Curiosamente, nas descrições que fez dos acontecimentos que levaram às mortes de Carla e Marcelo, há grandes semelhanças. Nas palavras de Moisés, tanto Carla como Marcelo foram os primeiros a tentar agredi-lo, ambos munidos de facas, aos dois Marcelo conseguiu subtrair a arma e aos dois esfaqueou até à morte, sempre em legítima defesa. A diferença entre os dois crimes é que, no caso de Marcelo o corpo nunca foi encontrado e no caso de Carla não houve maneira de disfarçar as evidências, apesar do criminoso se ter desfeito da roupa que vestia e que ficou manchada do sangue da vítima.

Enquanto a morte de Carla teve o preço estipulado pela Justiça, a de Marcelo permanece impune. O relato dos inspetores da PJ não teve consequências, estamos perante um crime perfeito e as “conversas informais” apenas serviram para satisfazer o lado mais escuro do ego de Moisés.

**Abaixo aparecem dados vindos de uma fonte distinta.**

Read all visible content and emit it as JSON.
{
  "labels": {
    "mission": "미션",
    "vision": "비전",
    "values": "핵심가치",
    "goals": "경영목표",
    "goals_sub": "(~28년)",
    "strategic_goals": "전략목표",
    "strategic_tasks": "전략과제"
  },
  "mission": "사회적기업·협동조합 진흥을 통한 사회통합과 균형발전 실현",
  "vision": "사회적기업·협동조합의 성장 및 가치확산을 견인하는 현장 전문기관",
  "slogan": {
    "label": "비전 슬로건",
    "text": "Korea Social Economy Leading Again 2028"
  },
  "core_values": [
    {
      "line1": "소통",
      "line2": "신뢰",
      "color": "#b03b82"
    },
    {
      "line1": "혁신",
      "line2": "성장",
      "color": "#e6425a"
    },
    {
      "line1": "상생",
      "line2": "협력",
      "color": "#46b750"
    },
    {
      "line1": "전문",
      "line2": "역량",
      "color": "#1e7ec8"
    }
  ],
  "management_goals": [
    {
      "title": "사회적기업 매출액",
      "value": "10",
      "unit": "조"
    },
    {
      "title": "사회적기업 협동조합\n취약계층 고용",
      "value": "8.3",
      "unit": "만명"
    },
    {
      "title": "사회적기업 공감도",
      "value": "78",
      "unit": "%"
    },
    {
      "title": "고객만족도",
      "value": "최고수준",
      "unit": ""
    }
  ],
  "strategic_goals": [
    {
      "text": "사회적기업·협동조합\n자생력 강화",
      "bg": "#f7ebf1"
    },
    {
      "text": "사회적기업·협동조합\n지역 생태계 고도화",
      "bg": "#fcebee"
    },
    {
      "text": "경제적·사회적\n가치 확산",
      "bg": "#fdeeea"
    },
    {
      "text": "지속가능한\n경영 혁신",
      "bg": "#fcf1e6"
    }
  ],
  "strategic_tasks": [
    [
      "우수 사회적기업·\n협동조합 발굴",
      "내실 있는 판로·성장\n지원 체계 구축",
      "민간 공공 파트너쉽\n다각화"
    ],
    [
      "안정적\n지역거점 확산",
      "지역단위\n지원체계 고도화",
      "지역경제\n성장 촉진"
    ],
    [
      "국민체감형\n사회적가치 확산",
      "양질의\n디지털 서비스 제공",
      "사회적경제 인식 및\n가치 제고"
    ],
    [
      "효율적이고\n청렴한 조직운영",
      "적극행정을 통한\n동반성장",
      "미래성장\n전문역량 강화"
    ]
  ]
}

Amélia Santos, a mãe que perdeu os dois filhos que tinha, afirma sem medo que “a Polícia judiciária não investigou como deveria” o desaparecimento do seu filho e que foi igualmente incompetente a investigar os indícios de práticas de pedofilia que foram encontrados no computador de Moisés.

Amélia diz que “passados sete anos continua tudo na mesma. O criminoso já confessou que matou o meu filho, e até como o fez, e o que aconteceu? Nada…”

Amélia ainda não fez o luto por um filho que sabe estar morto e continua a reclamar por justiça.